We can also expect to see more IoT devices (particularly industrial ones), which to date were largely not connected, being equipped with eSIM technology. This will require more seamless connectivity to support capabilities like automatic provisioning, easy switching between service providers and launching of new services.
eSIM will unlock new, out-of-the-box business opportunities
eSIM will bring new wholesale opportunities for connectivity players who to date were not part of the ecosystem. For example, a hotel chain could start offering bundles that include a room with a local data plan, and have guests scan a barcode to download a local SIM, even months before the consumer travels.
Opportunities like these explain why out-of-the-box partnerships will be vital to creating new areas of growth. Meanwhile, there’s also the flip side: the opportunity to lure consumers away from rivals using a combination of competitive pricing and a superior, digital user experience.
More devices could mean problems for connectivity players
As smaller players become a growing force in the expansion of eSIM, for example in Asia Pacific, connectivity providers will find themselves having to interact with a far larger ecosystem – meaning they’ll need to coordinate with different operating systems, approaches to onboarding, partner needs and subscription mechanisms, as well as specific device configuration requirements.

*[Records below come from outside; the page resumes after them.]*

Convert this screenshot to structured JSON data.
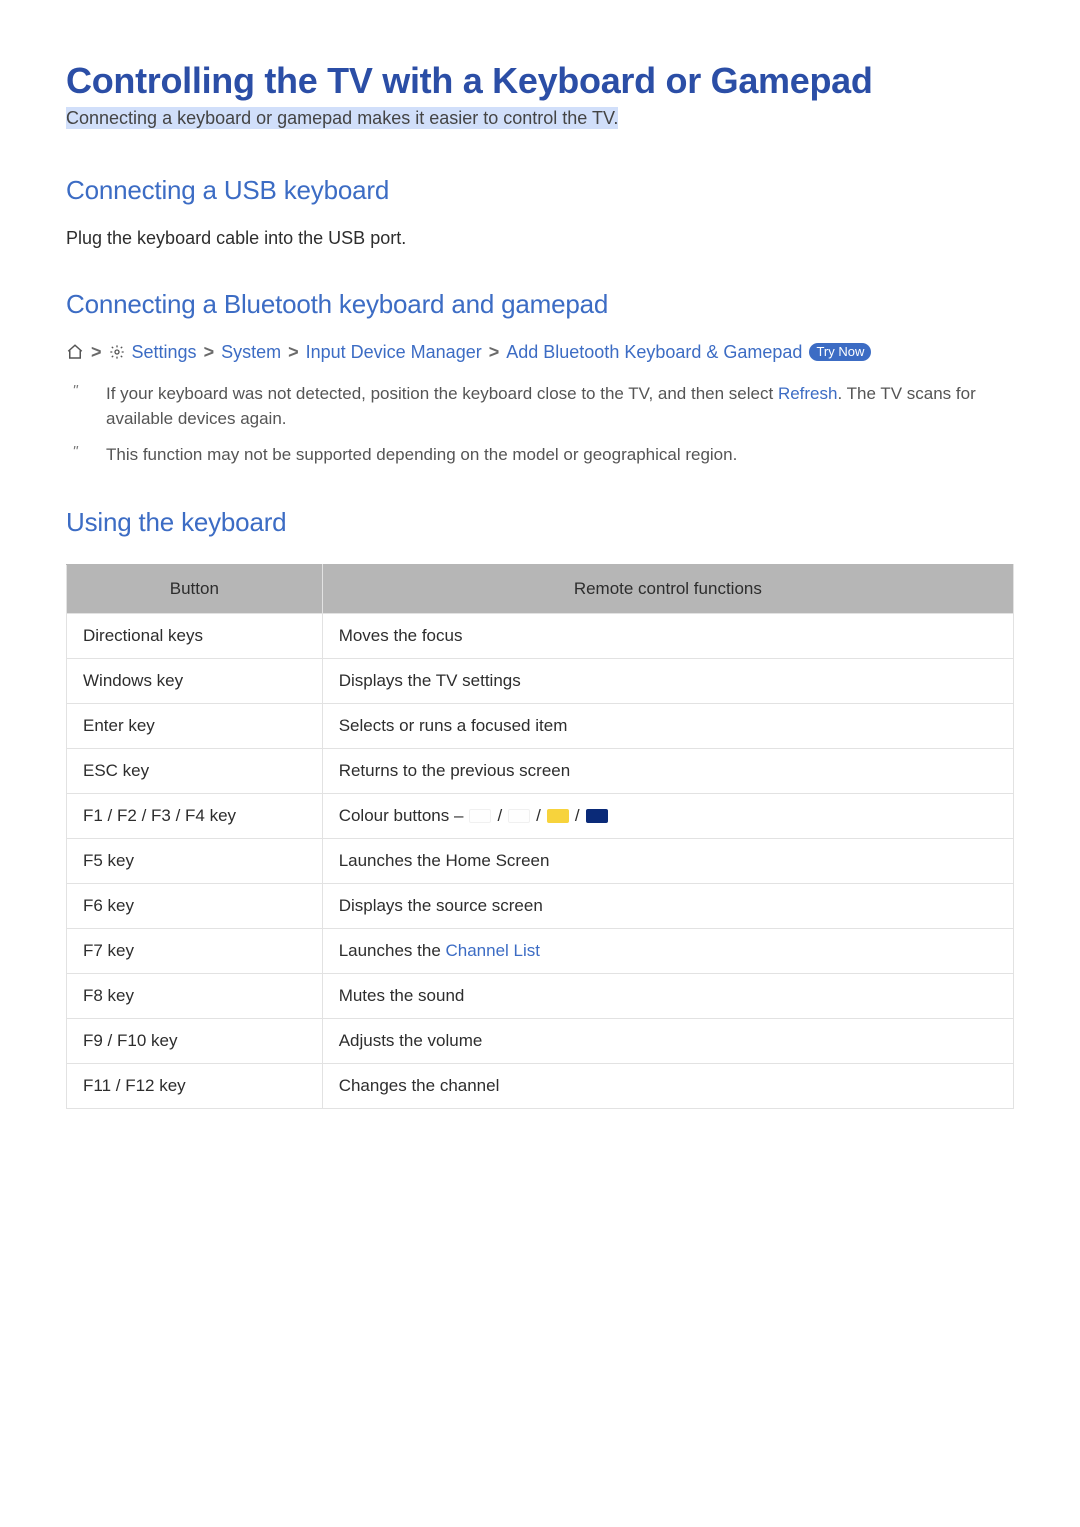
{
  "title": "Controlling the TV with a Keyboard or Gamepad",
  "subtitle": "Connecting a keyboard or gamepad makes it easier to control the TV.",
  "section_usb": {
    "heading": "Connecting a USB keyboard",
    "body": "Plug the keyboard cable into the USB port."
  },
  "section_bt": {
    "heading": "Connecting a Bluetooth keyboard and gamepad",
    "path": {
      "settings": "Settings",
      "system": "System",
      "idm": "Input Device Manager",
      "add": "Add Bluetooth Keyboard & Gamepad",
      "try_now": "Try Now"
    },
    "notes": [
      {
        "pre": "If your keyboard was not detected, position the keyboard close to the TV, and then select ",
        "link": "Refresh",
        "post": ". The TV scans for available devices again."
      },
      {
        "pre": "This function may not be supported depending on the model or geographical region.",
        "link": "",
        "post": ""
      }
    ]
  },
  "section_using": {
    "heading": "Using the keyboard",
    "th_button": "Button",
    "th_func": "Remote control functions",
    "rows": [
      {
        "btn": "Directional keys",
        "func": "Moves the focus"
      },
      {
        "btn": "Windows key",
        "func": "Displays the TV settings"
      },
      {
        "btn": "Enter key",
        "func": "Selects or runs a focused item"
      },
      {
        "btn": "ESC key",
        "func": "Returns to the previous screen"
      },
      {
        "btn": "F1 / F2 / F3 / F4 key",
        "func_prefix": "Colour buttons ‒ "
      },
      {
        "btn": "F5 key",
        "func": "Launches the Home Screen"
      },
      {
        "btn": "F6 key",
        "func": "Displays the source screen"
      },
      {
        "btn": "F7 key",
        "func_prefix": "Launches the ",
        "func_link": "Channel List"
      },
      {
        "btn": "F8 key",
        "func": "Mutes the sound"
      },
      {
        "btn": "F9 / F10 key",
        "func": "Adjusts the volume"
      },
      {
        "btn": "F11 / F12 key",
        "func": "Changes the channel"
      }
    ]
  }
}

Since the sheer scale of the new ecosystem means it will be impossible for providers to work manually with each individual manufacturer, an integrated multi-partner, multi-device platform approach will be essential.
The key for service providers is to act now while eSIM uptake remains in its relative infancy and be ready for the eSIM wave. Failure to fully leverage this transition period risks losing crucial monetization opportunities. Yet for those with the foresight to embrace this disruption head-on, the opportunities are countless.